In so doing, says Leroi, he set the path for science as we know it – happy to disprove hypotheses as they outlived their usefulness, rather than deal with absolutes. “His ideas flow like a subterranean river through the history of our science.”
But that is not to say all of Aristotle’s views, opinions and explanations have been helpful to science or society.
His mistrust of the experimental method detracts from Leroi’s claim that he “invented science”, while his pronouncements on women’s subservience and the moral justification for slavery gave important intellectual comfort to bigots and abusers for centuries.

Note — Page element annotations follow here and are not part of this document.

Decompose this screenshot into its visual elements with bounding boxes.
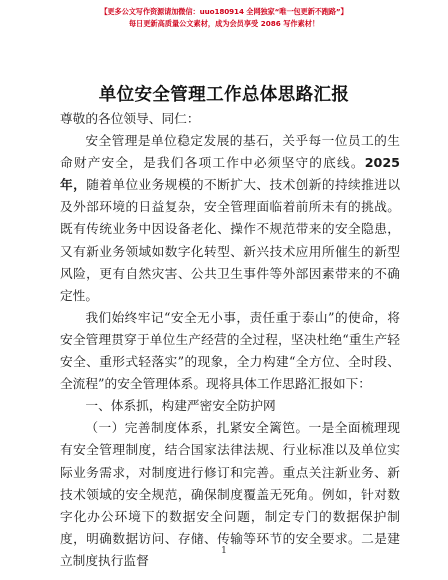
salutation: 尊敬的各位领导、同仁：: [60, 111, 200, 126]
year-emphasis: 2025 年，: [60, 155, 400, 193]
paragraph-3: （一）完善制度体系，扎紧安全篱笆。一是全面梳理现有安全管理制度，结合国家法律法规、行业标准以及单位实际业务需求，对制度进行修订和完善。重点关注新业务、新技术领域的安全规范，确保制度覆盖无死角。例如，针对数字化办公环境下的数据安全问题，制定专门的数据保护制度，明确数据访问、存储、传输等环节的安全要求。二是建立制度执行监督: [60, 420, 400, 568]
paragraph-1: [60, 130, 400, 307]
section-heading-1: 一、体系抓，构建严密安全防护网: [85, 398, 276, 414]
paragraph-2: 我们始终牢记“安全无小事，责任重于泰山”的使命，将安全管理贯穿于单位生产经营的全过程，坚决杜绝“重生产轻安全、重形式轻落实”的现象，全力构建“全方位、全时段、全流程”的安全管理体系。现将具体工作思路汇报如下：: [60, 309, 400, 392]
banner-line-2: 每日更新高质量公文素材，成为会员享受 2086 写作素材！: [128, 19, 320, 28]
promo-banner: [0, 6, 448, 30]
paragraph-1-text-b: 随着单位业务规模的不断扩大、技术创新的持续推进以及外部环境的日益复杂，安全管理面临着前所未有的挑战。既有传统业务中因设备老化、操作不规范带来的安全隐患，又有新业务领域如数字化转型、新兴技术应用所催生的新型风险，更有自然灾害、公共卫生事件等外部因素带来的不确定性。: [60, 177, 401, 303]
document-title: 单位安全管理工作总体思路汇报: [98, 85, 350, 105]
page-number: 1: [221, 546, 227, 556]
paragraph-1-text-a: 安全管理是单位稳定发展的基石，关乎每一位员工的生命财产安全，是我们各项工作中必须坚守的底线。: [60, 133, 400, 171]
banner-line-1: 【更多公文写作资源请加微信：uuo180914 全网独家“唯一包更新不跑路”】: [100, 7, 348, 16]
document-body: [60, 108, 400, 572]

And then there is his notion of “spontaneous generation” – the idea that some organisms can spring to life from “rotting earth and vegetation” – that hardly helped our understanding of life.
He appears to have arrived at his conclusion after observing discarded earthenware on the sea floor, which, when retrieved years later, had collected living oysters. Since oysters cannot move, he reasoned, they must have arisen from the mud.
Flawed logic, but an idea held on to by biologists for centuries until finally laid to rest forever by Louis Pasteur in the 19th century.
Leroi’s prose is leisurely and grand without being grandiose. He is at his best when describing how modern understandings of evolutionary biology fit into the Aristotelian world view and evoking the world of the eastern Mediterranean in ancient – and modern – times. It’s a lovely book to dip into and pore over.
As Leroi allows Aristotle himself to conclude, “All men, by nature, desire to know”. It is a claim he makes for the beauty and worth of science.